In this commit, if legacy memcg encounters a folio with the reclaim flag
set (eg case 3) and the folio belongs to a mapping that has the
AS_WRITEBACK_MAY_BLOCK flag set, the folio will be activated and skip
reclaim (eg default to behavior in case 2) instead.

This allows for the suboptimal workarounds added to address the
"reclaim wait on writeback" deadlock scenario to be removed.

Signed-off-by: Joanne Koong <joannelkoong@gmail.com>
Reviewed-by: Shakeel Butt <shakeel.butt@linux.dev>
---
 mm/vmscan.c | 10 +++++++---
 1 file changed, 7 insertions(+), 3 deletions(-)

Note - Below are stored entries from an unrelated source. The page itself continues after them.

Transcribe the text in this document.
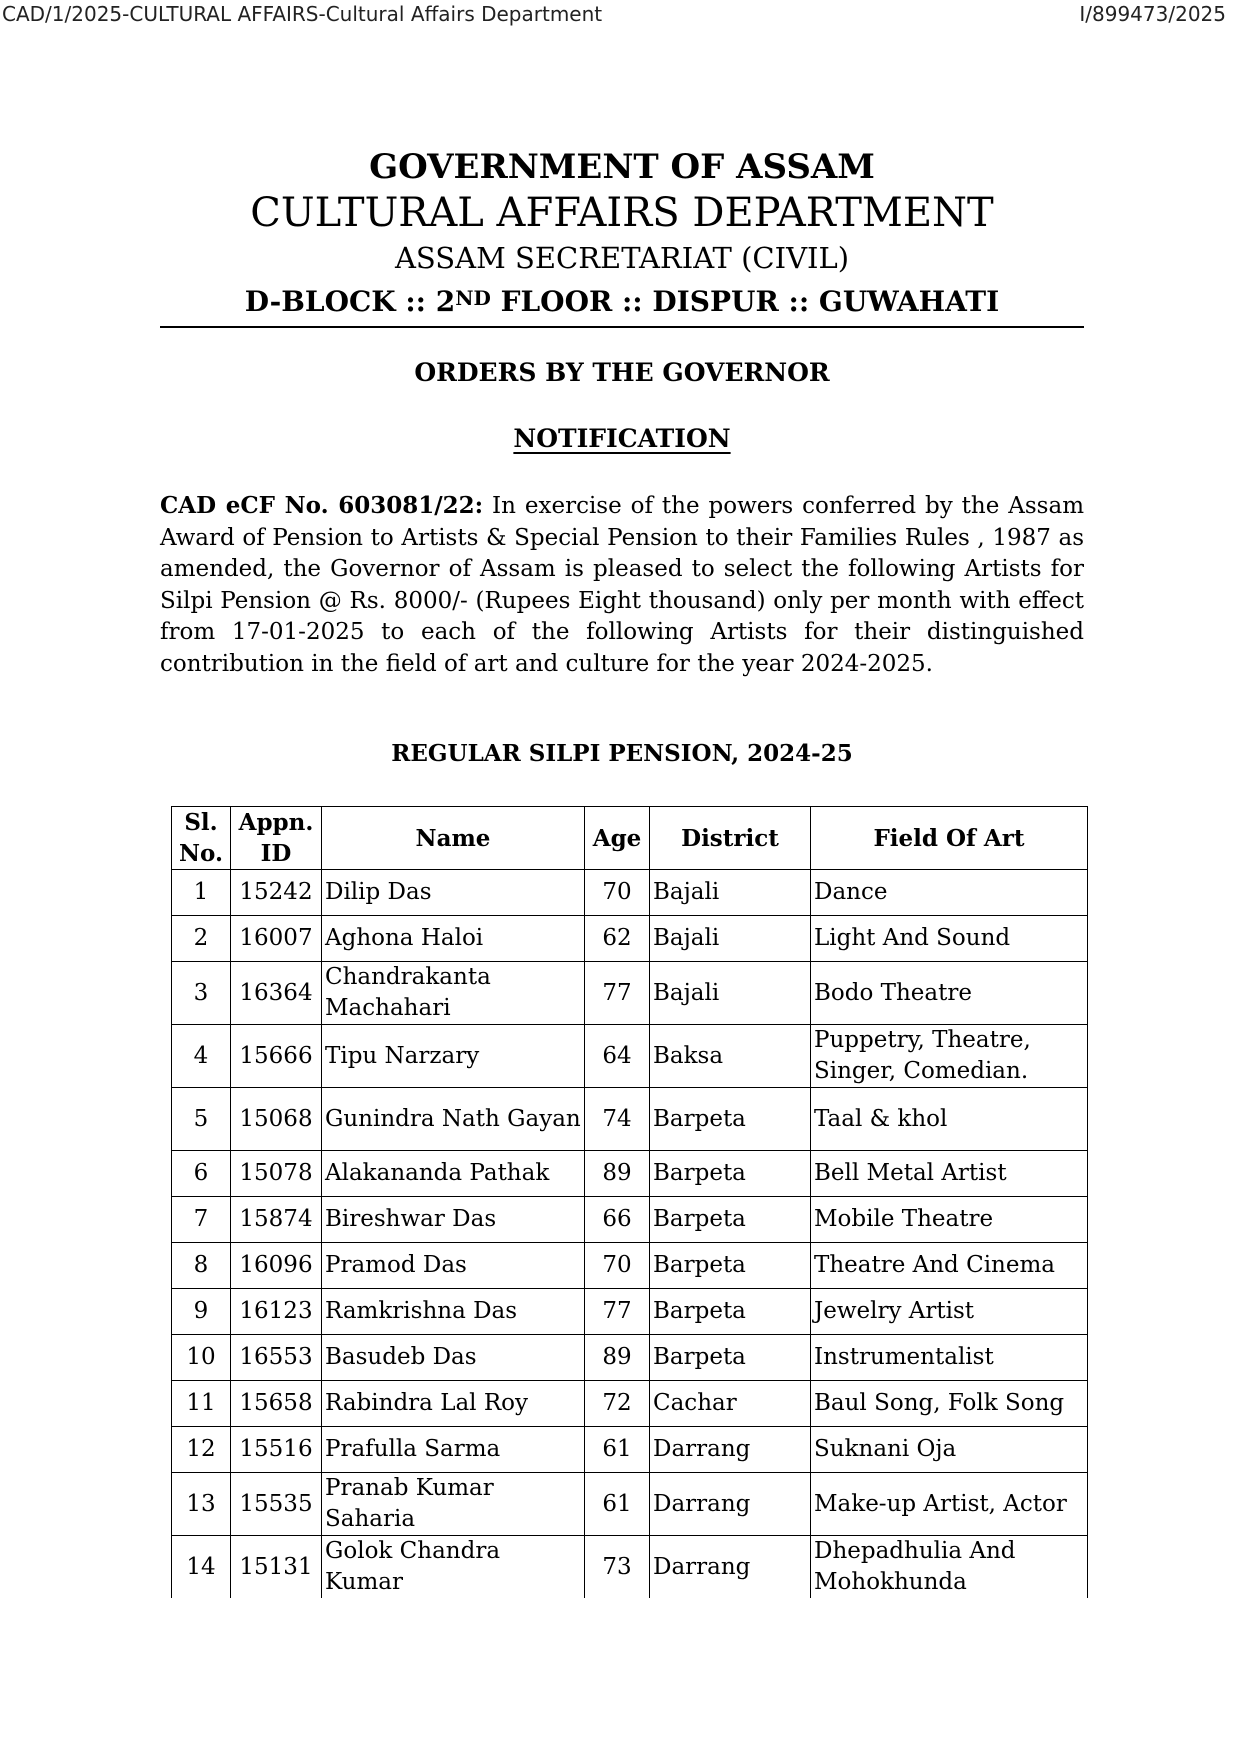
CAD/1/2025-CULTURAL AFFAIRS-Cultural Affairs Department	I/899473/2025
GOVERNMENT OF ASSAM
CULTURAL AFFAIRS DEPARTMENT
ASSAM SECRETARIAT (CIVIL)
D-BLOCK :: 2ND FLOOR :: DISPUR :: GUWAHATI
ORDERS BY THE GOVERNOR
NOTIFICATION
CAD eCF No. 603081/22: In exercise of the powers conferred by the Assam Award of Pension to Artists & Special Pension to their Families Rules , 1987 as amended, the Governor of Assam is pleased to select the following Artists for Silpi Pension @ Rs. 8000/- (Rupees Eight thousand) only per month with effect from 17-01-2025 to each of the following Artists for their distinguished contribution in the field of art and culture for the year 2024-2025.
REGULAR SILPI PENSION, 2024-25
Sl. No.	Appn. ID	Name	Age	District	Field Of Art
1	15242	Dilip Das	70	Bajali	Dance
2	16007	Aghona Haloi	62	Bajali	Light And Sound
3	16364	Chandrakanta Machahari	77	Bajali	Bodo Theatre
4	15666	Tipu Narzary	64	Baksa	Puppetry, Theatre, Singer, Comedian.
5	15068	Gunindra Nath Gayan	74	Barpeta	Taal & khol
6	15078	Alakananda Pathak	89	Barpeta	Bell Metal Artist
7	15874	Bireshwar Das	66	Barpeta	Mobile Theatre
8	16096	Pramod Das	70	Barpeta	Theatre And Cinema
9	16123	Ramkrishna Das	77	Barpeta	Jewelry Artist
10	16553	Basudeb Das	89	Barpeta	Instrumentalist
11	15658	Rabindra Lal Roy	72	Cachar	Baul Song, Folk Song
12	15516	Prafulla Sarma	61	Darrang	Suknani Oja
13	15535	Pranab Kumar Saharia	61	Darrang	Make-up Artist, Actor
14	15131	Golok Chandra Kumar	73	Darrang	Dhepadhulia And Mohokhunda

diff --git a/mm/vmscan.c b/mm/vmscan.c
index 749cdc110c74..e9755cb7211b 100644
--- a/mm/vmscan.c
+++ b/mm/vmscan.c
@@ -1110,6 +1110,8 @@ static unsigned int shrink_folio_list(struct list_head *folio_list,
 		if (writeback && folio_test_reclaim(folio))
 			stat->nr_congested += nr_pages;
 
+		mapping = folio_mapping(folio);
+
 		/*
 		 * If a folio at the tail of the LRU is under writeback, there
 		 * are three cases to consider.
@@ -1129,8 +1131,9 @@ static unsigned int shrink_folio_list(struct list_head *folio_list,
 		 * 2) Global or new memcg reclaim encounters a folio that is
 		 *    not marked for immediate reclaim, or the caller does not
 		 *    have __GFP_FS (or __GFP_IO if it's simply going to swap,
-		 *    not to fs). In this case mark the folio for immediate
-		 *    reclaim and continue scanning.
+		 *    not to fs), or writebacks in the mapping may block.
+		 *    In this case mark the folio for immediate reclaim and
+		 *    continue scanning.
 		 *
 		 *    Require may_enter_fs() because we would wait on fs, which
 		 *    may not have submitted I/O yet. And the loop driver might
@@ -1165,7 +1168,8 @@ static unsigned int shrink_folio_list(struct list_head *folio_list,
 			/* Case 2 above */
 			} else if (writeback_throttling_sane(sc) ||
 			    !folio_test_reclaim(folio) ||
-			    !may_enter_fs(folio, sc->gfp_mask)) {
+			    !may_enter_fs(folio, sc->gfp_mask) ||
+			    (mapping && mapping_writeback_may_block(mapping))) {
 				/*
 				 * This is slightly racy -
 				 * folio_end_writeback() might have